Ragnar Jonasson is the award winning author of the international bestselling Dark Iceland series. Ragnar released Snowblind the first in the Dark Iceland series, and the novel went straight to number one in the Amazon Kindle charts, with his second novel Nightblind doing the same thing in the Australia charts. Quite a remarkable achievement for any author. Ragnar Jonasson has also had his writing recognised by numerous awards and recognitions, including the Mörda Dead Good Reader Award in 2016 and his first in the series Snowblind being selected by The Independent as one of the best crime novels of 2015 in the UK. Ragnar is also the co-founder of the growing Reykjavik international crime writing festival Iceland Noir, and is a part of the UK Crime Writers’ Association. So needless to say, when it comes to crime writing – Ragnar Jonasson is a force to be reckoned with. Some of my previous guests have listed some of Ragnar’s novels in their interviews, so I was keen to speak to the man himself. Please enjoy my interview with the supremely talented Ragnar Jonasson…
When someone asks you ‘what do you do for a living?’ – How do you respond?
Usually I respond that I am a lawyer, because that is my day job.
I am currently reading lots of books, as always. I am reading; Behind Her Eyes by Sarah Pinborough, Yesterday by Felecia Yap, Agatha Christie on Screen by Mark Aldridge, Ör by Auður Ava Ólafsdóttir, and re-reading The Murder of Roger Ackroyd by Agatha Christie.
When you think about your childhood, what book comes to mind?
It would probably be Enid Blyton’s books.
Can you remember the first story you ever wrote?
Yes. It was called Óli fer í ævintýraferð (Oli Goes on an Adventure Trip). I think I still have the only copy, I was probably around 6. Some years later I also remember writing crime stories set in London.
What did you want to be when you were growing up?
I think I always wanted to be a writer.
What do you think your school aged self would think of the present day you?
I think he would be quite proud to have books published in so many countries.
If you could wrap up a single book and gift it to yourself as you left education – which book would it be?
I would gift my younger self Fermat’s Last Theorem by Simon Singh.
Does your reading have routine?

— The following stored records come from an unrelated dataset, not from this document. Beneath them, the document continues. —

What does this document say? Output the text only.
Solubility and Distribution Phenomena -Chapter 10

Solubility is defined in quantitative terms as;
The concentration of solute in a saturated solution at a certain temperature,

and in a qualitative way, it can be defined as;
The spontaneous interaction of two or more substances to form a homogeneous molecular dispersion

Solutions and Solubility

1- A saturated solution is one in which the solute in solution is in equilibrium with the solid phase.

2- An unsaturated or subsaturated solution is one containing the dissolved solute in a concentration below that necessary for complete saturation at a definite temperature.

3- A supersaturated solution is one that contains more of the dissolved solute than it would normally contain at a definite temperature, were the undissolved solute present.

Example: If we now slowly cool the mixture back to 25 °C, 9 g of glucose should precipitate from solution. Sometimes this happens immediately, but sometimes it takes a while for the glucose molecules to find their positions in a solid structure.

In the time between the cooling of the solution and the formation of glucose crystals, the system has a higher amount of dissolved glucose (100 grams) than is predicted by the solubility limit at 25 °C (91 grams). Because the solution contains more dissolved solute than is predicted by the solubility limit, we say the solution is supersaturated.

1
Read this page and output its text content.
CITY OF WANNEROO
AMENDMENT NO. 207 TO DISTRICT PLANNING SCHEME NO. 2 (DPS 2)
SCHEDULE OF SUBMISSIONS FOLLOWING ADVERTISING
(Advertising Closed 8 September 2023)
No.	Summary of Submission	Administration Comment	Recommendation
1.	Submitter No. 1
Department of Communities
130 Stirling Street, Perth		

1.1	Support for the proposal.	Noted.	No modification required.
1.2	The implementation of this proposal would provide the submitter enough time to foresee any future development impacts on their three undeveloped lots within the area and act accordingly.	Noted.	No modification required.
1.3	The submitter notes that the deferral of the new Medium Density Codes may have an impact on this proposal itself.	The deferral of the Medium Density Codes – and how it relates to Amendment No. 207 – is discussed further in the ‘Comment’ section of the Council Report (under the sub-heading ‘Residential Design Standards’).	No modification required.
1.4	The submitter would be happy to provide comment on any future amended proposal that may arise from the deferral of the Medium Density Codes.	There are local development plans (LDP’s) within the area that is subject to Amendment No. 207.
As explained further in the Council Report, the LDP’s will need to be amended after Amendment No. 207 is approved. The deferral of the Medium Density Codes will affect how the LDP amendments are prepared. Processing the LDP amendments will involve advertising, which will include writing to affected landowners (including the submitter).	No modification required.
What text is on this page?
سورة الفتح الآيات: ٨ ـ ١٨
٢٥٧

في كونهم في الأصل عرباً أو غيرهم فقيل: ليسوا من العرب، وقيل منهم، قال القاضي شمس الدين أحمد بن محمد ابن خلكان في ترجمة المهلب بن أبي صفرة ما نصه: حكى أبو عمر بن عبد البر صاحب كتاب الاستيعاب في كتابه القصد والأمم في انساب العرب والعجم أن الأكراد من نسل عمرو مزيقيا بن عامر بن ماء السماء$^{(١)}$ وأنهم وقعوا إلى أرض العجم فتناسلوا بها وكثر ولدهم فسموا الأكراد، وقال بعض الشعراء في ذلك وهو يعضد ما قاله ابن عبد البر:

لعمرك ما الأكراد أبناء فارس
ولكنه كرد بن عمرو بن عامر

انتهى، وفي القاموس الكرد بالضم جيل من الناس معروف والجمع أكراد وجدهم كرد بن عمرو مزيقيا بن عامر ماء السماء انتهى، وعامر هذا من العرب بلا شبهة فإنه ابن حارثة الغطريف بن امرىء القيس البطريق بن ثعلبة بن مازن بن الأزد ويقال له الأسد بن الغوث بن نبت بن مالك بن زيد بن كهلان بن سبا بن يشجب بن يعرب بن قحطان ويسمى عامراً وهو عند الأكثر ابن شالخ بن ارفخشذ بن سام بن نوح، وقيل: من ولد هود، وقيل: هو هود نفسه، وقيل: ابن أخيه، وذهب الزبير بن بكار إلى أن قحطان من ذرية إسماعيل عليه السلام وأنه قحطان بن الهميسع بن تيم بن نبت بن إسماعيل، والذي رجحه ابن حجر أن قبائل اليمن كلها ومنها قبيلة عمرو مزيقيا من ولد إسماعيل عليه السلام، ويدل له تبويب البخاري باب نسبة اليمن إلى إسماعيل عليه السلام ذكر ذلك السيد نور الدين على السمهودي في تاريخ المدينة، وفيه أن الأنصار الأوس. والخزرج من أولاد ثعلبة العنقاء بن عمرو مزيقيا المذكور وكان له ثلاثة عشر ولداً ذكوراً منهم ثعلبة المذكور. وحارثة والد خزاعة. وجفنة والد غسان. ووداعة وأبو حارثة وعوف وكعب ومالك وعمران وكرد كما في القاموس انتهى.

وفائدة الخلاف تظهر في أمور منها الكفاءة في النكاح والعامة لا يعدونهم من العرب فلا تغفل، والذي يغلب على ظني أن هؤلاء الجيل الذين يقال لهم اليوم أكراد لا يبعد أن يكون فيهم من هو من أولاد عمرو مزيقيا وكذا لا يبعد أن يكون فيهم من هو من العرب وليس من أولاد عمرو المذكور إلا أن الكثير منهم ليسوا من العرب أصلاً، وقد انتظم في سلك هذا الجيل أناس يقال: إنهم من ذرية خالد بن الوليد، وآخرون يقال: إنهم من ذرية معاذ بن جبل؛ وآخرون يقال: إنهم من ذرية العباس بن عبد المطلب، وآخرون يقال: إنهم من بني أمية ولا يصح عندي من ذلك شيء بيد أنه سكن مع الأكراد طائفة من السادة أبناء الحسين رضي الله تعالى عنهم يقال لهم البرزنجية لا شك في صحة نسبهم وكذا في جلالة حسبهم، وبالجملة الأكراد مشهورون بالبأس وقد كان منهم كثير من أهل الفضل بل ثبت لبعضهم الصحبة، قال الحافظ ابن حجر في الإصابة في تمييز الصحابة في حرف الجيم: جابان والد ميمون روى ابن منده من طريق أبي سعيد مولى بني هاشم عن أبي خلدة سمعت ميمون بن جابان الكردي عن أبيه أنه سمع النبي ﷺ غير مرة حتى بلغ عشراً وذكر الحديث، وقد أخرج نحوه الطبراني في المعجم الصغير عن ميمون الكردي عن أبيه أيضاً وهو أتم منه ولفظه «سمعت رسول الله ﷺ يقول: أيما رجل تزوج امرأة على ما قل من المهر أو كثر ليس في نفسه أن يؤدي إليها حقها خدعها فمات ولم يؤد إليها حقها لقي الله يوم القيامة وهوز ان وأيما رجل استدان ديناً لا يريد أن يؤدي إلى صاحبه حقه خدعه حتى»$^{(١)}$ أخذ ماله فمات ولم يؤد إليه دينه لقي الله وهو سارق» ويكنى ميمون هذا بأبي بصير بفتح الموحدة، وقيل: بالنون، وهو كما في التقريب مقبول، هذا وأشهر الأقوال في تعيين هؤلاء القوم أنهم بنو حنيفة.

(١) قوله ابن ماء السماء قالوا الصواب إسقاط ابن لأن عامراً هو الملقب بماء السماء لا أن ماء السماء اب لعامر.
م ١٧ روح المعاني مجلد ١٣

Is there a particular time or place that you like to read?
Usually late in the evening, although I often don’t have much time to read.
Probably reading Agatha Christie, as that led to translation and then writing. The first Christie book I read was Evil Under the Sun.
What two pieces of advice would you give a young aspiring writer?
My two pieces of advice would be to have your own voice, and don’t give up.
Do you have any books that you strongly associate with someone important in your life?
Usually books given to me by my family, or indeed written by them, such as my father or grandfather, but also my books are dedicated to people important to me.
What book have you recommended the most to friends and family?
The book I’ve recommended the most is The Greenhouse by Audur Ava Ólafsdóttir.
Do you prefer fiction or non-fiction?
I prefer fiction. It has no boundaries, as the imagination can be limitless.
Do you think reading is important?
Yes, it is. I can´t imagine life without books.
What’s the best book you’ve read in the last 6 months?
I would say the best book I’ve read over the last 6 months was The Bird Tribunal by Agnes Ravatn.
I love real books, old and new, and have a very, very large collection of books, so I have to say I prefer them, although I do of course read digital books as well on my Kindle.
What is the book that you feel has had the single biggest impact on your life?
Probably reading Christie, as I mentioned previously. Also reading my fellow Icelander Olaf Olafsson, who demonstrated to me that it was possible to write books while also pursuing a very different career in business.
Are there any books you haven’t mentioned that you feel would make your reading list?
I would mention PD James, one of my all time favourite authors.
What books or subject matter do you plan on reading in the next year?
Mostly fiction, a mixture of crime fiction (both new and Golden Age) and non-crime.
If you were to write an autobiography – what would it be called?
I have no idea. (I’ll leave it to readers to guess whether that’s my answer to the question or the title of the book).